I'd like to present and talk about a problem when 2PC transactions are applied quite slowly on a replica during logical replication. There is a master and a replica with established logical replication from the master to the replica with twophase = true. With some load level on the master, the replica starts to lag behind the master, and the lag will be increasing. We have to significantly decrease the load on the master to allow replica to complete the catchup. Such problem may create significant difficulties in the production. The problem appears at least on REL_16_STABLE branch.
To reproduce the problem:
Setup logical replication from master to replica with subscription parameter twophase = true.
Create some intermediate load on the master (use pgbench with custom sql with prepare+commit)
Optionally switch off the replica for some time (keep load on master).
Switch on the replica and wait until it reaches the master.
The replica will never reach the master with even some low load on the master. If to remove the load, the replica will reach the master for much greater time, than expected. I tried the same for regular transactions, but such problem doesn't appear even with a decent load.

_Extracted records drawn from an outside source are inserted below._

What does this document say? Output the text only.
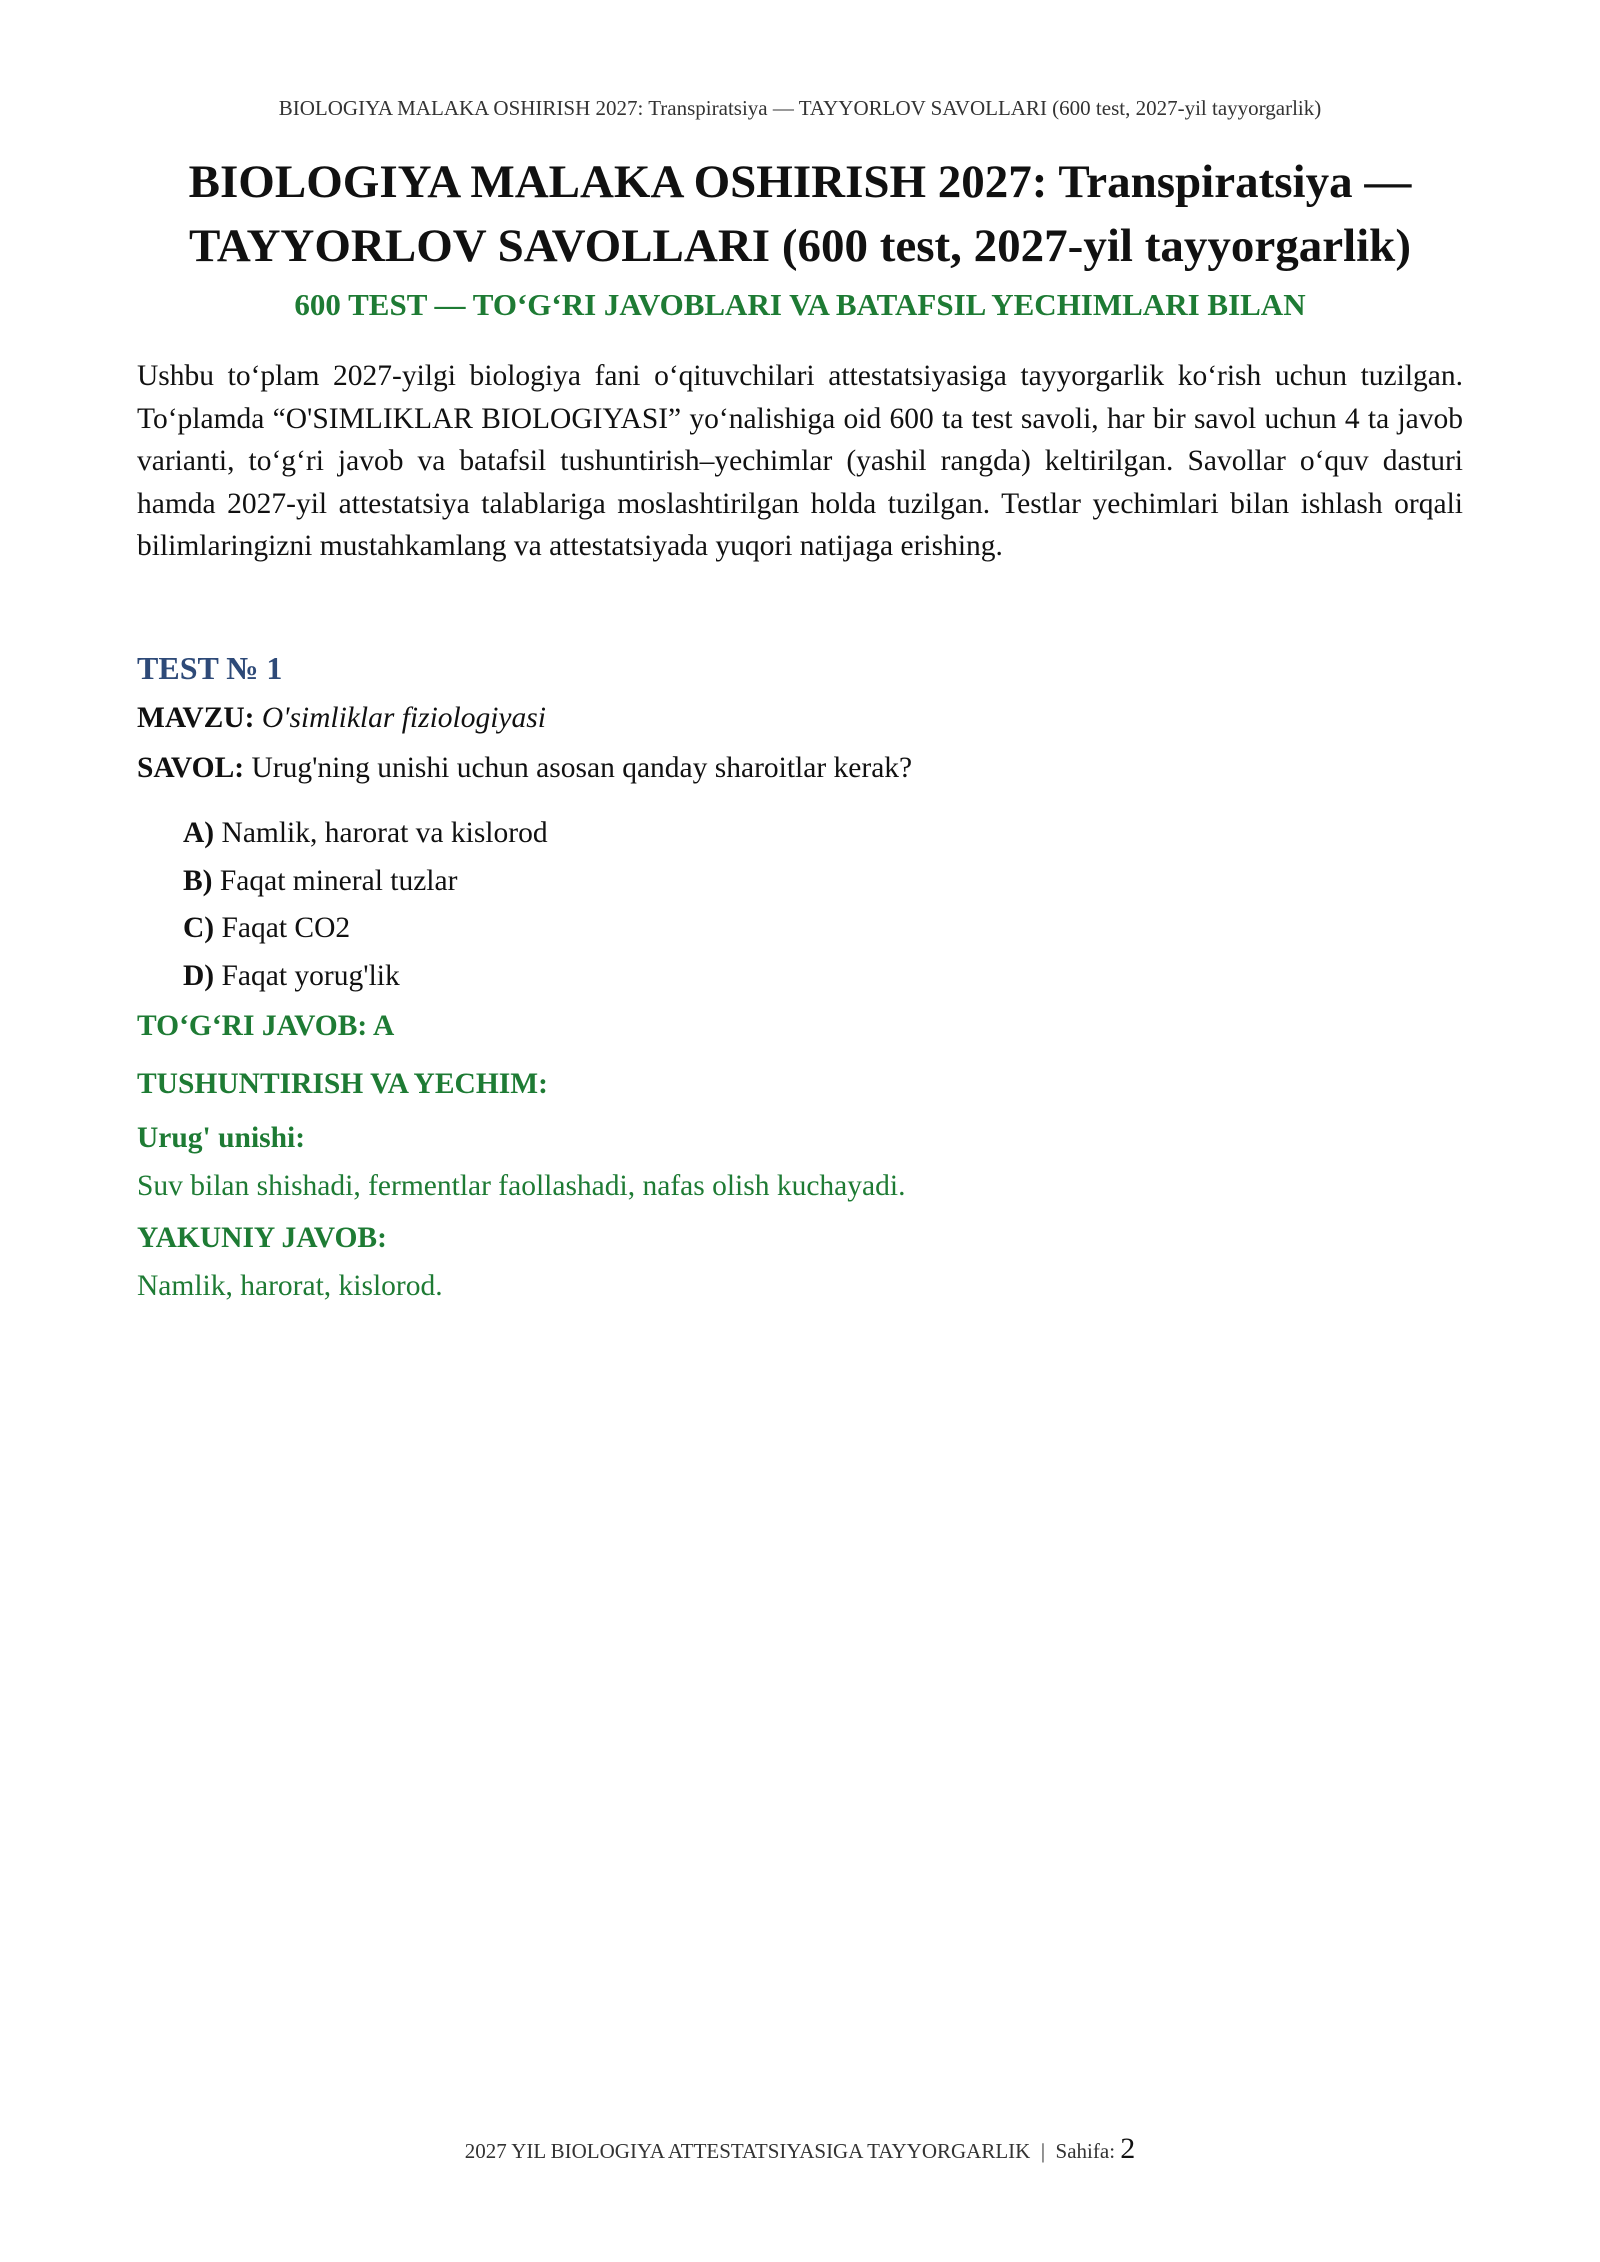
BIOLOGIYA MALAKA OSHIRISH 2027: Transpiratsiya — TAYYORLOV SAVOLLARI (600 test, 2027-yil tayyorgarlik)
BIOLOGIYA MALAKA OSHIRISH 2027: Transpiratsiya —
TAYYORLOV SAVOLLARI (600 test, 2027-yil tayyorgarlik)
600 TEST — TO‘G‘RI JAVOBLARI VA BATAFSIL YECHIMLARI BILAN
Ushbu to‘plam 2027-yilgi biologiya fani o‘qituvchilari attestatsiyasiga tayyorgarlik ko‘rish uchun tuzilgan. To‘plamda “O'SIMLIKLAR BIOLOGIYASI” yo‘nalishiga oid 600 ta test savoli, har bir savol uchun 4 ta javob varianti, to‘g‘ri javob va batafsil tushuntirish–yechimlar (yashil rangda) keltirilgan. Savollar o‘quv dasturi hamda 2027-yil attestatsiya talablariga moslashtirilgan holda tuzilgan. Testlar yechimlari bilan ishlash orqali bilimlaringizni mustahkamlang va attestatsiyada yuqori natijaga erishing.
TEST № 1
MAVZU: O'simliklar fiziologiyasi
SAVOL: Urug'ning unishi uchun asosan qanday sharoitlar kerak?
A) Namlik, harorat va kislorod
B) Faqat mineral tuzlar
C) Faqat CO2
D) Faqat yorug'lik
TO‘G‘RI JAVOB: A
TUSHUNTIRISH VA YECHIM:
Urug' unishi:
Suv bilan shishadi, fermentlar faollashadi, nafas olish kuchayadi.
YAKUNIY JAVOB:
Namlik, harorat, kislorod.
2027 YIL BIOLOGIYA ATTESTATSIYASIGA TAYYORGARLIK | Sahifa: 2
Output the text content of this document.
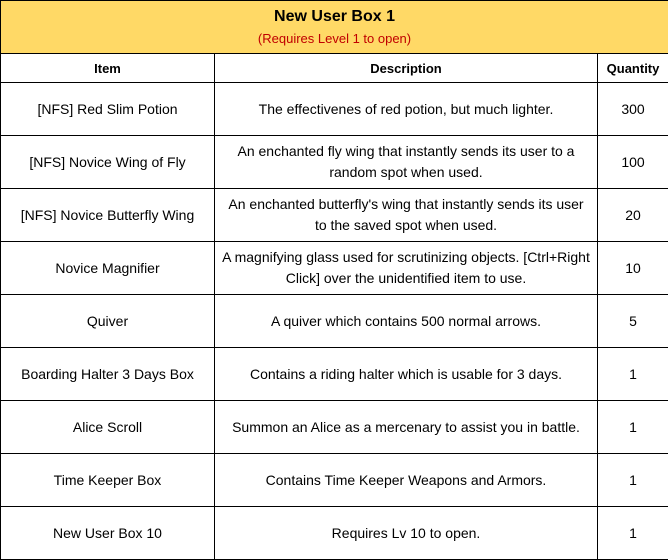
New User Box 1
(Requires Level 1 to open)		

Item	Description	Quantity
[NFS] Red Slim Potion	The effectivenes of red potion, but much lighter.	300
[NFS] Novice Wing of Fly	An enchanted fly wing that instantly sends its user to a random spot when used.	100
[NFS] Novice Butterfly Wing	An enchanted butterfly's wing that instantly sends its user to the saved spot when used.	20
Novice Magnifier	A magnifying glass used for scrutinizing objects. [Ctrl+Right Click] over the unidentified item to use.	10
Quiver	A quiver which contains 500 normal arrows.	5
Boarding Halter 3 Days Box	Contains a riding halter which is usable for 3 days.	1
Alice Scroll	Summon an Alice as a mercenary to assist you in battle.	1
Time Keeper Box	Contains Time Keeper Weapons and Armors.	1
New User Box 10	Requires Lv 10 to open.	1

I tried this setup and I do see that the logical subscriber does reach the master in a short time. I'm not sure what I'm missing. I stopped the logical subscriber in between while pgbench was running and then started it again and ran the following:
postgres=# SELECT sent_lsn, pg_current_wal_lsn() FROM pg_stat_replication; sent_lsn | pg_current_wal_lsn -----------+-------------------- 0/6793FA0 | 0/6793FA0 <=== caught up (1 row)
cat test.sql SELECT md5(random()::text) as mygid \gset BEGIN; DELETE FROM test WHERE v = pg_backend_pid(); INSERT INTO test(v) SELECT pg_backend_pid(); PREPARE TRANSACTION $$:mygid$$; COMMIT PREPARED $$:mygid$$;